To a Mouse

To a Mouse Themes

The Impossibility of Planning

The most famous quote from this poem, "The best laid schemes o’ Mice an’ Men/Gang aft agley," resoundingly states that nobody, from the simplest creature to the most advanced, is capable of controlling their fate perfectly. The mouse and the farmer have no intention of harming one another, but their lives intersect in a way that creates disaster for the mouse and inconvenience for the farmer. This coincidental encounter demonstrates that, despite each one's careful quest for safety and desire not to harm others, they impact each other simply by virtue of existing on the same planet. This is true despite the fact that the farmer, as a human, is capable of advanced planning that the mouse isn't—as he notes ruefully, the complexity of his plans only creates greater heartbreak when they go "agley."

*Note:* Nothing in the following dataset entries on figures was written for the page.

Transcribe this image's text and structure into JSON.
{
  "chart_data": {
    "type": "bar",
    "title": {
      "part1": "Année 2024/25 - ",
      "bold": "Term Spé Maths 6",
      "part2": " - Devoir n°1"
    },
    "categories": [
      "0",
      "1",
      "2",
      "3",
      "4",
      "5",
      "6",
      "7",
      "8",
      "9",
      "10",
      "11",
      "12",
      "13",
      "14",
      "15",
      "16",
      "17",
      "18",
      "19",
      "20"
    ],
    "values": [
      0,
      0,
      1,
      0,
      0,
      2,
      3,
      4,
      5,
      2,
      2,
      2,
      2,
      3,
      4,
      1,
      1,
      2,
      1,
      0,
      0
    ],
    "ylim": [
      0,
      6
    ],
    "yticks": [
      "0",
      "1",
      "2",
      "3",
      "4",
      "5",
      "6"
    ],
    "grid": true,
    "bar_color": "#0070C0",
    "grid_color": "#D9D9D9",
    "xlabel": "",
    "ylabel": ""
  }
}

The Protection of the Innocent

Many of Robert Burns's fellow Romantic poets were deeply concerned with the status of children and the weak in industrializing societies. The speaker of "To a Mouse" uses a doting, parental tone when addressing his subject, and his worries about the safety and vulnerability of the mouse reflect these broader concerns about the vulnerabilities of children and childhood itself. The farmer concludes that, given his power over the mouse, he actually is responsible not merely for avoiding doing harm to it but for making small sacrifices in order to protect it. Like a child relying on a parent, the mouse cannot survive without the farmer's supply of food, and the farmer considers it his obligation to share. Meanwhile, the farmer's use of a Scottish dialect as he expresses compassion with the mouse suggests that this relationship between the strong and the weak can exist, not only between species or between adults and children, but between societies—in this case, between dominant English speakers and their Scots-speaking counterparts.

The Uniqueness of Humanity

The speaker of "To a Mouse" reflects that being born human has granted him certain privileges, but that these privileges aren't entirely positive—they come with burdens for others, as well as additional responsibilities for the human. Humans, he notes, hold power over the natural world and other creatures (especially given the early-industrial revolution era of the poem's writing). As a result, they're able to ensure their own well-being, while other animals like the mouse must fight to survive. At the same time, this creates an unsatisfying and even alienating rift between the speaker and the mouse, and between humans and the natural world. The farmer feels guilty and even sad when he notices that the mouse is afraid of him, and realizes that this is a result of human dominance. At the same time, the intelligence that allows the speaker to live securely and safely also makes him unhappy—it's the same intelligence that lets him remember and plan ahead, and those abilities bring him regret, anxiety, and uncertainty that the mouse will never face.